In fact, he will sermonize at this year's High Holy Days on seeing the spiritual in the mundane.

Rubenstein, who began his service at Ner Tamid July 1, shortly before his 36th birthday, has dealt with such daily pressures. Ordained in May, he spent the last five years commuting between Randolph, Mass., and the Academy for Jewish Religion in New York City.

Since there is no rabbinical school in the Bay State, and since he wanted daughters Batya, 4, and Tovah, 2, to live "with green grass outside," Rubenstein, his wife, Aviva, and their daughters lived with the rabbi's parents.

For the past two years he also commuted 40 miles each way to Marlborough, Mass., where he worked as a student rabbi and ran the Hebrew school at the independent Temple Emmanuel under the tutelage of his mentor, Rabbi Lowell Weiss.

New York's Academy for Jewish Religion is also an independent institution, unaffiliated with Judaism's major movements. Students and faculty from various backgrounds "learn from each other how Judaism can flourish in a very pluralistic society," Rubenstein said.

The young rabbi, who grew up in a Conservative synagogue, described his new congregation as pluralistic, with some 300 members from nations as diverse as Chile, Egypt, Greece, Israel and Russia. It is unusual for a member not to have an accent, he joked in his Bostonese.

The international membership brings in both Ashkenazic and Sephardic traditions, so that members "enjoy the best of both worlds," he said.

Rubenstein, who is Ashkenazic, plans to incorporate more Sephardic customs as he learns them from members of the 53-year-old congregation.

People practice what they want, "whether Ashkenazic or Sephardic…and we all join in," he said.

For instance, the congregation sometimes sings the hymn "Ein Keloheinu" in Ladino, a Sephardic dialect. Customs may vary at the synagogue's Passover seder, when some tables will have rice, according to the Sephardic tradition, and others will not.

Ner Tamid's members are also self-reliant and some recite particular prayers each week. They are "not dependent on the rabbi and chazzan [cantor] to do everything," he said.

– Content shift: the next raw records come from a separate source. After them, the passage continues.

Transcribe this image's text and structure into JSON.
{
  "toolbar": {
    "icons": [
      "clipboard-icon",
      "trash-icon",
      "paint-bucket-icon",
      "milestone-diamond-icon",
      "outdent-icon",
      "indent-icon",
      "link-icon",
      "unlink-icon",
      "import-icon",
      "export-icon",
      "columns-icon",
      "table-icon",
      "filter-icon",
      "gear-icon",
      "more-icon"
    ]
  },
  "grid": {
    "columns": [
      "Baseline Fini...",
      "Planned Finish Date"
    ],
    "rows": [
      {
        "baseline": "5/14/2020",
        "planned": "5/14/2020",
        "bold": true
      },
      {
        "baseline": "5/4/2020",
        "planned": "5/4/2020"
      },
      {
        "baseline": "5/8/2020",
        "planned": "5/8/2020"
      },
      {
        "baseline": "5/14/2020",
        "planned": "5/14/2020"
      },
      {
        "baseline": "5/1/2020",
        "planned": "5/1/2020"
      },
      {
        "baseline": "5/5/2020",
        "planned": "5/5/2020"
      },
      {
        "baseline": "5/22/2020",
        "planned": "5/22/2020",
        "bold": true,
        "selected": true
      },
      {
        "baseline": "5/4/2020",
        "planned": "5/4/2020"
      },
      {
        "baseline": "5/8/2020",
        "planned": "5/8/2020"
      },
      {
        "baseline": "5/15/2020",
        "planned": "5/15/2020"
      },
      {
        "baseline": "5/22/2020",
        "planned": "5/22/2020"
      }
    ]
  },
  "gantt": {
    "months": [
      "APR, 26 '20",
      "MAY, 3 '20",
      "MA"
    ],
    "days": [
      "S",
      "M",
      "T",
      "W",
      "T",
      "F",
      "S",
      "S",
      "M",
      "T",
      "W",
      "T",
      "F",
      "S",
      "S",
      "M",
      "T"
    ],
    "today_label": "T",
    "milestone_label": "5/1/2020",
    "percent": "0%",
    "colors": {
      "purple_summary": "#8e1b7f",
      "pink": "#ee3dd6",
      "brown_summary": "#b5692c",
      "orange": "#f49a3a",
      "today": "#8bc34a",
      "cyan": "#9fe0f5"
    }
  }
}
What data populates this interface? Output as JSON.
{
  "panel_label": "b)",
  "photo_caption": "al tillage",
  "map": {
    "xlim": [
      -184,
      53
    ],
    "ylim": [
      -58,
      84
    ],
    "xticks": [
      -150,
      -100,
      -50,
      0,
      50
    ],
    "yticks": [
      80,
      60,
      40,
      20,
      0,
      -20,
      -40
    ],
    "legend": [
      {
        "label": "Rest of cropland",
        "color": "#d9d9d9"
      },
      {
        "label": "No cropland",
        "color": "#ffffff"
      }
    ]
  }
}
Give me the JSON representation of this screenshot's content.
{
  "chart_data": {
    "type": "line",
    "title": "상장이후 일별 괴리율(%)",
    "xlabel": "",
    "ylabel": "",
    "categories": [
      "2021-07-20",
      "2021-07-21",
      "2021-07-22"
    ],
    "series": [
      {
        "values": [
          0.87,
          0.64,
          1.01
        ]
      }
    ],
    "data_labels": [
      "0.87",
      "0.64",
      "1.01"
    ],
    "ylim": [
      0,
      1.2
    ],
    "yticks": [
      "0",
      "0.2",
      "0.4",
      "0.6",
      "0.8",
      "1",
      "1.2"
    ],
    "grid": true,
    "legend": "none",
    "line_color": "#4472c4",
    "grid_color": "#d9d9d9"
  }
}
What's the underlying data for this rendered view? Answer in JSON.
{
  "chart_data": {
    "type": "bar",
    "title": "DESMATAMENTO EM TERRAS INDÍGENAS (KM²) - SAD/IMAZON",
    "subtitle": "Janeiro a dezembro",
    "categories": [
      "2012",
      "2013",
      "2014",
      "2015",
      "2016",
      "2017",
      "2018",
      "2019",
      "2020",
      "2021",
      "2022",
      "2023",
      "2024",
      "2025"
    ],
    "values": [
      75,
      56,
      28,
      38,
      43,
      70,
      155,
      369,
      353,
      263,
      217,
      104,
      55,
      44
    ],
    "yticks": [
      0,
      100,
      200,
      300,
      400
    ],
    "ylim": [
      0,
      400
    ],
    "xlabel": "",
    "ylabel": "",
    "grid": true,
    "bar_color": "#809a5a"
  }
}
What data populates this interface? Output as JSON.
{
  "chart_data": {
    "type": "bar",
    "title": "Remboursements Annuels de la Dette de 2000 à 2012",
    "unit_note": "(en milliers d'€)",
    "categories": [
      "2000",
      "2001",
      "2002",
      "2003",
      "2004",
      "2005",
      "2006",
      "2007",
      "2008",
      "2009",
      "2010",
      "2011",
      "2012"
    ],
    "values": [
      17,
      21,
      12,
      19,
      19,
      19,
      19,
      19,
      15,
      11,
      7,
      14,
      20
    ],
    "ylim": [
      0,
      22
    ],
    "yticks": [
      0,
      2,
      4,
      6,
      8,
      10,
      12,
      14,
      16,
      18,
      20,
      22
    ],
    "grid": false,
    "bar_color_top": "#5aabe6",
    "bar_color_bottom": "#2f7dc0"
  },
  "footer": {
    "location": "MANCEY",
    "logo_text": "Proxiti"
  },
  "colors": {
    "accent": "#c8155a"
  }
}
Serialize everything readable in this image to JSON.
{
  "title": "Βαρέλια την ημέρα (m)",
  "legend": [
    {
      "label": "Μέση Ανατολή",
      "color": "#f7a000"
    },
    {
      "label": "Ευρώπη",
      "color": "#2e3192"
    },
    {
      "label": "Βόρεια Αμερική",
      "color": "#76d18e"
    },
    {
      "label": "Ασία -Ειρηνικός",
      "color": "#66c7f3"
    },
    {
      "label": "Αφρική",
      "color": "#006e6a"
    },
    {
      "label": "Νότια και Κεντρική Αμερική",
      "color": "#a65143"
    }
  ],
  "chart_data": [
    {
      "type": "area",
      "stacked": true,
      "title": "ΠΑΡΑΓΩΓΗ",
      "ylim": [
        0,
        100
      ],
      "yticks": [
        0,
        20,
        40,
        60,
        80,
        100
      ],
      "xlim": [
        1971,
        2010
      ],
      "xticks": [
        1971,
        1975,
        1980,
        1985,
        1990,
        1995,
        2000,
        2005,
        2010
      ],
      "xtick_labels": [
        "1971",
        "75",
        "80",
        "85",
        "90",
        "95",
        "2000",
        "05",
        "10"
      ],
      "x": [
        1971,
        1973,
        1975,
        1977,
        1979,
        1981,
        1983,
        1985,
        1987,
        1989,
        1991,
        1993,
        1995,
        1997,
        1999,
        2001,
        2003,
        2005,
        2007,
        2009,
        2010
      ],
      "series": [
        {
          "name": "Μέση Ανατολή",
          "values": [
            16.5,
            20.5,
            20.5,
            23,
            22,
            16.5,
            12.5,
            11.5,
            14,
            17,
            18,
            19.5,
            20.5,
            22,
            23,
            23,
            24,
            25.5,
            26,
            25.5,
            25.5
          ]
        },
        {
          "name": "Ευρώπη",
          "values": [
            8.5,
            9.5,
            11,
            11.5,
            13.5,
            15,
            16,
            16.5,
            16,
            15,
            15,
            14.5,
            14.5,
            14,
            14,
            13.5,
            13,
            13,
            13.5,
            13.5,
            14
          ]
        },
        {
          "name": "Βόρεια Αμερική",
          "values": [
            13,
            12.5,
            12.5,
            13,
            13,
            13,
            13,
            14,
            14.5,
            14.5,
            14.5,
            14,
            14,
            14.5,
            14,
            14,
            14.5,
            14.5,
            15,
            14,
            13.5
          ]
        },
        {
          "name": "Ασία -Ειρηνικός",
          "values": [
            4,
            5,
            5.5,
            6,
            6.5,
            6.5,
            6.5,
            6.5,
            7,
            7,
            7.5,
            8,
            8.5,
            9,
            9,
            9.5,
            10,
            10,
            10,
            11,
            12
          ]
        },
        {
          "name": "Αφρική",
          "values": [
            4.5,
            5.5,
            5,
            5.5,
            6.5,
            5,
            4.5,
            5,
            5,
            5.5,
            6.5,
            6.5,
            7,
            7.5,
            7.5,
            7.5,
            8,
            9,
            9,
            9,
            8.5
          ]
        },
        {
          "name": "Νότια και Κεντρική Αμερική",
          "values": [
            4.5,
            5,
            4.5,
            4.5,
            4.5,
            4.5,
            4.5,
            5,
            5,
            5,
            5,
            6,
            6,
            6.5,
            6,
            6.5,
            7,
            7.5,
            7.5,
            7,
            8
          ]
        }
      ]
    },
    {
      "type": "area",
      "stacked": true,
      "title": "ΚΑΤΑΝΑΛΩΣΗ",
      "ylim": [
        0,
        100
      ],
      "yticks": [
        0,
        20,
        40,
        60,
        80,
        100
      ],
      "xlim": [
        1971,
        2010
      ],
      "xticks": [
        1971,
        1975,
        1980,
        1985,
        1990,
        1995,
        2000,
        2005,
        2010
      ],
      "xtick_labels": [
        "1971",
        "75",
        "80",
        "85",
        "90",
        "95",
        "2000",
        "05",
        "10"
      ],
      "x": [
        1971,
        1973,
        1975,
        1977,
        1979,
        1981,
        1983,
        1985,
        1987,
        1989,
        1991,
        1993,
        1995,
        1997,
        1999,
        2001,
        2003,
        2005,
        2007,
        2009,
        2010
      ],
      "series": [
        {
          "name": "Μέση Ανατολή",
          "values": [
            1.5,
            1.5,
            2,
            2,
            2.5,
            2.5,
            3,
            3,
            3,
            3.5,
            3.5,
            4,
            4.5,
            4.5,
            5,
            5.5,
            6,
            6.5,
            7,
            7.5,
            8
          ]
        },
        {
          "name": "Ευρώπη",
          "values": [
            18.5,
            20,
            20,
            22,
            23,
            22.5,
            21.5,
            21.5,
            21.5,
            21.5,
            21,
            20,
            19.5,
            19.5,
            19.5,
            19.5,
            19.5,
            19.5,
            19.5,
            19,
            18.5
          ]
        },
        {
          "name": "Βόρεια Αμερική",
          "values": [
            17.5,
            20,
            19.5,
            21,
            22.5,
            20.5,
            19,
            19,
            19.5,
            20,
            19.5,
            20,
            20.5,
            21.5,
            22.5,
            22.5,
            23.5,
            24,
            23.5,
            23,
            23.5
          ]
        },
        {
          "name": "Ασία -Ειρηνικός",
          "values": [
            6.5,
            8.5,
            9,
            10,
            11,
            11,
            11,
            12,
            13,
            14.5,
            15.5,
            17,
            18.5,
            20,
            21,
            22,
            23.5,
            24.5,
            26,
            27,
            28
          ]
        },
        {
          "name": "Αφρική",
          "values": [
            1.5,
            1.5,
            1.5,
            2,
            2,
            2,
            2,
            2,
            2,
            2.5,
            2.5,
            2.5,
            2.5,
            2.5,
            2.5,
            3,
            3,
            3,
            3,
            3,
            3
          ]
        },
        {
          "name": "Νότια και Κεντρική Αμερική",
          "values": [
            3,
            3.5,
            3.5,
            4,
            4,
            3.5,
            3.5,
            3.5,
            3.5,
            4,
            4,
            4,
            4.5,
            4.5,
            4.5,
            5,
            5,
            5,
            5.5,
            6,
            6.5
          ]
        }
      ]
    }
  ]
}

Among them is the rabbi's own daughter, Batya, who turns 5 in October. Batya recites the motzi over the challah after services each Saturday morning.

Rubenstein aims to bring more families with young children to Ner Tamid. He is considering starting a Tot Shabbat program for preschool children. His duties will also include both teaching and administering in the Hebrew school.

He is well-equipped for that role. Rubenstein holds a master's degree from the Brandeis-Hornstein Jewish Communal Service program and a bachelor's degree in psychology from the University of Pennsylvania.

Rubenstein, who replaces the interim Rabbi Alfred Koltach, will be formally installed some time in October.